“Yapay zekanın babası” Hinton uyardı: Kontrolden çıkabilecek bir zeka mı geliştiriyoruz?
Yapay zeka araştırmalarının öncülerinden ve “yapay zekanın babası” olarak anılan Nobel Fizik Ödülü sahibi Geoffrey Hinton’ın son uyarısı, teknoloji dünyasında yankı uyandırdı. Hinton, yakın gelecekte yapay zekaların kendi dillerini geliştirerek anlamadığımız bir formatta düşünmeye başlayabileceğini öne sürüyor.
Şu anda ChatGPT, Gemini gibi büyük dil modelleri, akıl yürütme süreçlerinde İngilizce gibi insanların kullandığı dilleri kullanıyor. Bu durum, yapay zekaların nasıl sonuçlara ulaştığını en azından kısmen anlamamıza olanak tanıyor. Ancak Hinton’a göre bu şeffaflık dönemi uzun sürmeyebilir.
Hinton, “Yapay zekaların akıl yürütürken izledikleri adımları şu an için takip edebiliyoruz, ancak yakında kendi iletişim sistemlerini ve dillerini geliştirerek bu adımları bizim anlayamayacağımız bir biçimde gerçekleştirebilirler” görüşünü savunuyor.

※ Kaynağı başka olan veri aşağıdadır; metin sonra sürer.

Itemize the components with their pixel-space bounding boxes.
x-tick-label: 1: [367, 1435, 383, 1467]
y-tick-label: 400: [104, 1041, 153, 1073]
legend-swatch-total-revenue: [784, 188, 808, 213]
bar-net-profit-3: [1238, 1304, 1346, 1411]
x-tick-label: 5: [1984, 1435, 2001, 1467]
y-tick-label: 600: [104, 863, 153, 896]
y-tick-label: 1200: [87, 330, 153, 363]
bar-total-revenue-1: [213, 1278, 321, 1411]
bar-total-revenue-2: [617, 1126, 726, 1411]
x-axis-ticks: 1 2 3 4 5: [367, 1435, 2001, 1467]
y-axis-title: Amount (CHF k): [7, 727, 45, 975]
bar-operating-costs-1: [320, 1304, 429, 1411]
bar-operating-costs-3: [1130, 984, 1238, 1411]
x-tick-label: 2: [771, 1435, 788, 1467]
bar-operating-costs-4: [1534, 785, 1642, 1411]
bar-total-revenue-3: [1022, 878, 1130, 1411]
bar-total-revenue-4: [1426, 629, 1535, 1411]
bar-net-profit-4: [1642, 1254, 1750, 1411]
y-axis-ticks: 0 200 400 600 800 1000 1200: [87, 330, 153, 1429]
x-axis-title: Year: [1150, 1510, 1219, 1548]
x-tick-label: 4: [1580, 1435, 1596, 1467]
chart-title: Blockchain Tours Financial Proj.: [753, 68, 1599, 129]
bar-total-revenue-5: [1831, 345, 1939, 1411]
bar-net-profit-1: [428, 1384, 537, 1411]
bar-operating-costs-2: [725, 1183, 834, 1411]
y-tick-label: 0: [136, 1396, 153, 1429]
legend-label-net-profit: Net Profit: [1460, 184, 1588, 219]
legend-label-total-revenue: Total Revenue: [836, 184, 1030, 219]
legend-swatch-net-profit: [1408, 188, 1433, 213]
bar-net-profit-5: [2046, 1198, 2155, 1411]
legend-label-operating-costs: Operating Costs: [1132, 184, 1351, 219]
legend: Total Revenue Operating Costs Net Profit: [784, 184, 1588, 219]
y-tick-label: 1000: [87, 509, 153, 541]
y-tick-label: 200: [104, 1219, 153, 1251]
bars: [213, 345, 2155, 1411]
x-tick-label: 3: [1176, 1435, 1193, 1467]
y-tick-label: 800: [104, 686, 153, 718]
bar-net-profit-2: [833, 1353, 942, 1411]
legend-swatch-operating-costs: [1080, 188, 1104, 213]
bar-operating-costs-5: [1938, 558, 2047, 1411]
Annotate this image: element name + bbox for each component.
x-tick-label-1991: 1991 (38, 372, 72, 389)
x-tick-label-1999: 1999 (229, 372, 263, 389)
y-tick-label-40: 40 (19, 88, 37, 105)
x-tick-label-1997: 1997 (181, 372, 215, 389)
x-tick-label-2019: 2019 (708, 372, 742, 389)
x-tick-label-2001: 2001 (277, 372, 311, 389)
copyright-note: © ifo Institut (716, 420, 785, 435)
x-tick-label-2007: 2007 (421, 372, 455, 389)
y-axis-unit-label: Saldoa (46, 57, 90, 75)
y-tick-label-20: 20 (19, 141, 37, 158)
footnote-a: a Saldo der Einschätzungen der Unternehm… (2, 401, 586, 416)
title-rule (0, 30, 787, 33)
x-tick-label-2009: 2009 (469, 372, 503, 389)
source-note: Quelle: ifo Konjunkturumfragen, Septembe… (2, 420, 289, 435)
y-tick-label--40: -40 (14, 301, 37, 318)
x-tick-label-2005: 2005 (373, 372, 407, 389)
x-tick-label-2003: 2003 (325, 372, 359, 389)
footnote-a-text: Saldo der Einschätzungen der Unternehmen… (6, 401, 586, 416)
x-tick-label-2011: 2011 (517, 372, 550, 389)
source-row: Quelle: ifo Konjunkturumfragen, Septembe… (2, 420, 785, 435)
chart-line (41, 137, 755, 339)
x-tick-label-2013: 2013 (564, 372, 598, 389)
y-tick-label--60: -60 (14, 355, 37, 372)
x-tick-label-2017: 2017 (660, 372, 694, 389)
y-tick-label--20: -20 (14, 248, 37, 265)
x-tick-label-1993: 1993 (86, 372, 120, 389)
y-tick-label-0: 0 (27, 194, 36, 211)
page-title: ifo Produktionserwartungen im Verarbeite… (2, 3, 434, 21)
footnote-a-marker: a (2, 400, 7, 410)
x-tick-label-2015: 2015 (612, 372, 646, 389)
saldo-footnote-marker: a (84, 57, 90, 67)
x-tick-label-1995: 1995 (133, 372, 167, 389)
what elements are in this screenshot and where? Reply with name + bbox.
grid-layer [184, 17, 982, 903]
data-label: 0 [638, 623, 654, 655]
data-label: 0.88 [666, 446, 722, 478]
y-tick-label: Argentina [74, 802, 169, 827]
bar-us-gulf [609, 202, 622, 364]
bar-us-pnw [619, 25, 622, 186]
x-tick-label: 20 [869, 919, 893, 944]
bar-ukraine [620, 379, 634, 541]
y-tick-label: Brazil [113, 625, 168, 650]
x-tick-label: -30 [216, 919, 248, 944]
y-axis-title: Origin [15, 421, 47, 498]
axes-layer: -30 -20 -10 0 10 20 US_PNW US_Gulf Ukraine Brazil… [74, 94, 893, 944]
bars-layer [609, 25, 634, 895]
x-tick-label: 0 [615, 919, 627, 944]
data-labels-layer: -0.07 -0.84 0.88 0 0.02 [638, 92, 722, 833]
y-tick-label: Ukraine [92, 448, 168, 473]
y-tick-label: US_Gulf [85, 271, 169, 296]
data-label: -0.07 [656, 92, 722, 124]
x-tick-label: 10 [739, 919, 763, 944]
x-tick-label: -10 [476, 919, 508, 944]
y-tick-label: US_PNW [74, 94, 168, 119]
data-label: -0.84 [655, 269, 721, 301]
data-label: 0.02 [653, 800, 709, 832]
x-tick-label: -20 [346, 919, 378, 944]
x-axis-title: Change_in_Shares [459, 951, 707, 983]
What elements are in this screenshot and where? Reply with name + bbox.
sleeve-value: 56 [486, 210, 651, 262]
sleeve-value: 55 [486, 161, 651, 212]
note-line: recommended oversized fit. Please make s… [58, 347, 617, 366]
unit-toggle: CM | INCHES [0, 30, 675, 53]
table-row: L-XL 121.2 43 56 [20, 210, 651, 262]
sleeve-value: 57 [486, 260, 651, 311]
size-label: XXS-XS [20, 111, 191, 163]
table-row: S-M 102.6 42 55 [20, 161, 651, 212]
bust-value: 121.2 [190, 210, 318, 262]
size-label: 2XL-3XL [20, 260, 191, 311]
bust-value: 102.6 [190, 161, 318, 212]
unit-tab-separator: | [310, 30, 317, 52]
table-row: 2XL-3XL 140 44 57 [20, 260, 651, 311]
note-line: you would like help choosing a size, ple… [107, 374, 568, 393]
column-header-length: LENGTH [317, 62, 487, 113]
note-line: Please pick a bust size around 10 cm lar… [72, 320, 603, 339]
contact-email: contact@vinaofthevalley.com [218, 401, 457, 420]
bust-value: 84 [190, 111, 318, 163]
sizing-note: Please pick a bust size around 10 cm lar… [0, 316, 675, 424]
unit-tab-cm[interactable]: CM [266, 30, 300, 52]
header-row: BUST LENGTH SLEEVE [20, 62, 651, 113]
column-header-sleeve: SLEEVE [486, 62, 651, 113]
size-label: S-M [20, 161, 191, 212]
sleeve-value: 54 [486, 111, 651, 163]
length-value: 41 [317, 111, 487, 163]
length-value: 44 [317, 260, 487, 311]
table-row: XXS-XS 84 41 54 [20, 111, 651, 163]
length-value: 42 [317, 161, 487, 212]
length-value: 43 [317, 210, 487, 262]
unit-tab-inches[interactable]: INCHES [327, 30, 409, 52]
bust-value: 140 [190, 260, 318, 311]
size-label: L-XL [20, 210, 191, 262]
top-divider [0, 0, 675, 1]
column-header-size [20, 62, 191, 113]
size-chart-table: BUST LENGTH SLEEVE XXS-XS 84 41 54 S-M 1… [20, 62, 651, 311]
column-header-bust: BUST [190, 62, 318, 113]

Geçmişten gelen uyarı işaretleri
Aslında yapay zekaların kendi dillerini oluşturmasına dair örnekler şimdiden karşımıza çıkmış durumda. Yıllar önce Google’ın çeviri botu kendi dilini yaratmıştı. Benzer şekilde 2017 yılında Facebook, iki sohbet botunun anlaşılmaz bir dil geliştirip kendi aralarında iletişim kurmaya başlaması üzerine sistemlerini kapatmak zorunda kalmıştı.
Bu örnekler, bugünün gelişmiş yapay zeka modelleri karşısında oldukça ilkel kalsa da, gelecekte yaşanabileceklere dair ipuçları sunuyor. Bugünün ve geleceğin yapay zeka sistemlerinin kendi dillerini oluşturup bu dille düşünmeleri, çok daha karmaşık ve potansiyel olarak kontrol edilemez sonuçlar doğurabilir.
“İyi huylu” yapay zeka için zaman daralıyor
Geoffrey Hinton’ın vurguladığı en önemli noktalardan biri de, yapay zekaların ne düşündüğünü göremediğimiz bir senaryonun yaratacağı tehlikeler. Yapay zeka şu anda bile derinlemesine analiz edildiğinde şaşırtıcı ve kimi zaman endişe verici düşünce yapıları sergileyebiliyor.
Hinton, “Bu durum neredeyse kaçınılmaz olduğu için şimdi yapmamız gereken şey, yapay zekanın her zaman iyi huylu kalacağını garanti altına alacak adımları atmaktır” diyor. Ancak ABD ve Çin arasındaki yapay zeka alanındaki rekabet ve özel şirketlerin hız odaklı yaklaşımları, gerekli güvenlik önlemlerinin alınmasını zorlaştırıyor.
Anlamadığımız bir zekayı denetleyemeyiz
Yapay zekaların kendi dillerini geliştirerek insan algısının ötesinde düşünmeye başlaması, yalnızca teknik bir mesele değil, aynı zamanda derin bir etik ve denetim sorununu da beraberinde getiriyor. Geoffrey Hinton’ın uyarısı, yapay zekaya dair en temel güvenlik ilkesini gündeme taşıyor: Bir sistemi yönlendirmek için önce onu anlamamız gerekir. Eğer yapay zekalar, şeffaflığını yitirerek “kara kutu” haline gelirse, niyetlerini sorgulamak ya da müdahale etmek mümkün olmayabilir. Bu da yapay zekayı fayda sağlayan bir araç olmaktan çıkarıp, öngörülemez sonuçlara açık bir güç haline getirir. Bilimin ilerleyişi hız odaklı olurken, bu ilerlemenin şeffaflık ve hesap verebilirlikle dengelenmemesi halinde, insanlık teknolojik bir “bilinmezliğe” doğru ilerleyebilir.